Nine months into the city of John Day’s strategy for growth, only one key piece has not been addressed: housing.
To combat population decline — and the resulting negative impacts on schools, businesses and taxing districts — City Manager Nick Green proposed a new approach in January to make strategic investments to spur growth.
To attract digital commuters, active retirees and young, working families, the city focused on rebranding and improving recreational amenities and broadband service as well as housing and community development.
Green, in his first year on the job, was awarded $437,000 in outside grant funding for projects including Main Street revitalization, transportation planning, a sidewalk extension and a bike park. He persuaded the state legislature to award $2.2 million for a new fiber optic line and funding to keep the dispatch center open — both providing benefits throughout the county.
“Our message is resonating with people,” he said. “They get it, they understand it and they think it’s worth investing in.”
Green is now taking his progressive approach to the housing problem.
And he believes he may have a solution.
Only three site-built homes and two manufactured homes have been constructed in John Day city limits in the last decade, Green said.
Blue Mountain Hospital District CEO Derek Daly said well qualified employees have turned down job offers here because they were unable to find suitable housing.
From January 2016 to April 2017, 29 homes within city limits were sold — 4.7 percent of the city’s residential housing market of 615 single-family homes — averaging 1,676 square feet at 58 years old with a sale price of $141,407, Green said.
A similar-sized new home would sell for an estimated $254,000, he said, which equates to about $1,800 in additional property tax revenue per home for local taxing districts.
While the benefit to the city of new homes on the tax rolls is clear, convincing a potential homeowner to spend $112,000 more to build a new home rather than purchasing a 58-year-old home is not always as easy.
Green said the actual cost to construct the home may even exceed the estimated selling price, making it difficult for a homebuilder to sell a spec home in the city. Further, he said, the potential homeowner is expected to pay additional system development charges to connect to water and sewer services as well as other building fees.
To overcome this gap to make it easier for builders to build and buyers to buy new homes, Green proposes providing incentives.
Instead of charging $7,500 per home in system development charges, he said the city could front the cost to encourage people to add property to the tax rolls.
As an even greater incentive, Green said the city could offer a 7 percent rebate of the purchase price to homebuyers.
And he believes it can be done with no cost to the city or taxpayers.
To cover the cost of the $18,000 rebate for a $254,000 home, Green said the city could rely on the additional property tax revenue generated by the more valuable home, reimbursed to the city through a housing district.

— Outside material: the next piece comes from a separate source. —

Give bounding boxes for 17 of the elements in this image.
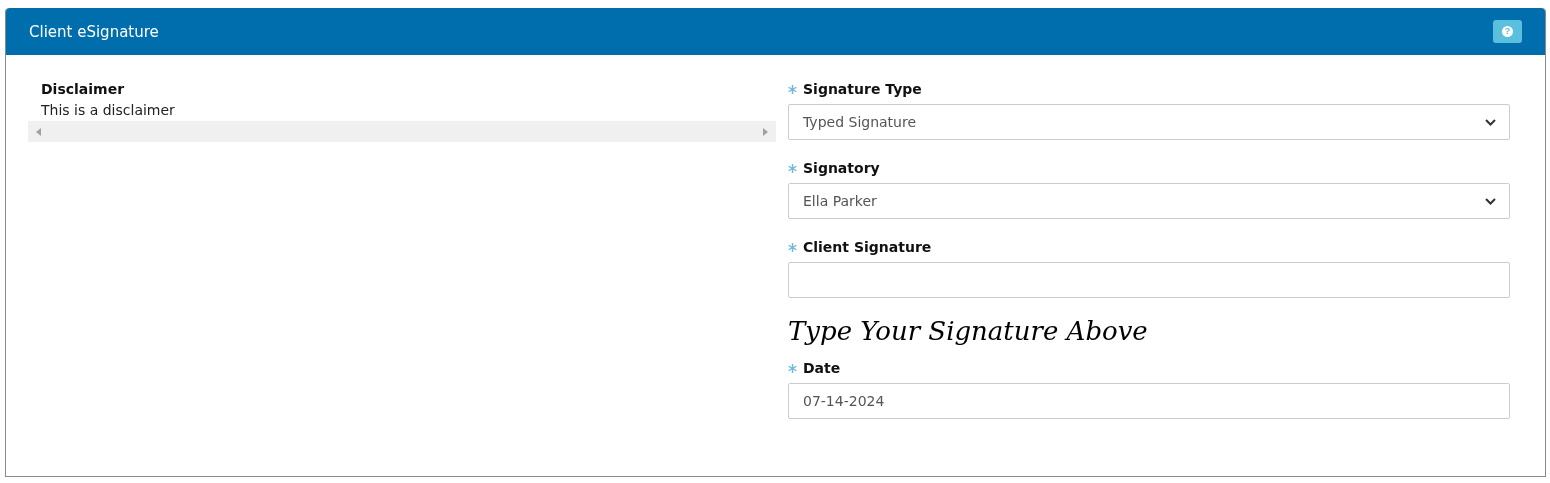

With $1,800 in additional tax revenue each year, the $18,000 rebate could be paid off in 10 years. After the rebate is repaid, the additional tax revenue would benefit all of the properties’ taxing districts.
Currently, Oregon law allows cities to develop urban renewal districts to address blight. Green said most of John Day meets that description.
Once the district has been designated, property taxes are frozen at current property value levels for all other taxing districts, such as the hospital and school, so those districts would continue to receive the same amount in property taxes each year. As property values in the district increase over time, the resulting increase in property tax revenue would be distributed back to the district alone. Through the program, cities can reinvest to reduce blight.
Green said that utilizing the program as a housing district, the city could maintain the additional tax revenue until it covered the full cost of the rebate, and then the additional amount would be split among the taxing districts, each benefiting from the incentive as soon as it was repaid.
One problem with the renewal district program, Green said, is that renewal district areas are currently limited to 25 percent of a city’s acreage or assessed value. Unlike cities dealing with downtown blight, Green intends to reinvigorate the housing market throughout the city.
He said the state legislature may consider an exemption, waiver or flexibility with the definition on the 25 percent limit. He said he is working with Rep. Cliff Bentz and is hopeful legislative action may be taken in 2018. Gov. Kate Brown is also accepting proposals for development programs, he said, and this idea may be a great fit for its ability to be applied anywhere.
With an improved housing market, along with improved broadband services and recreational amenities, Green believes the city will be able to attract new residents, turning the tide of population and economic decline into a new era of growth.
“This is going to reinvent Eastern Oregon if we are successful,” Green said.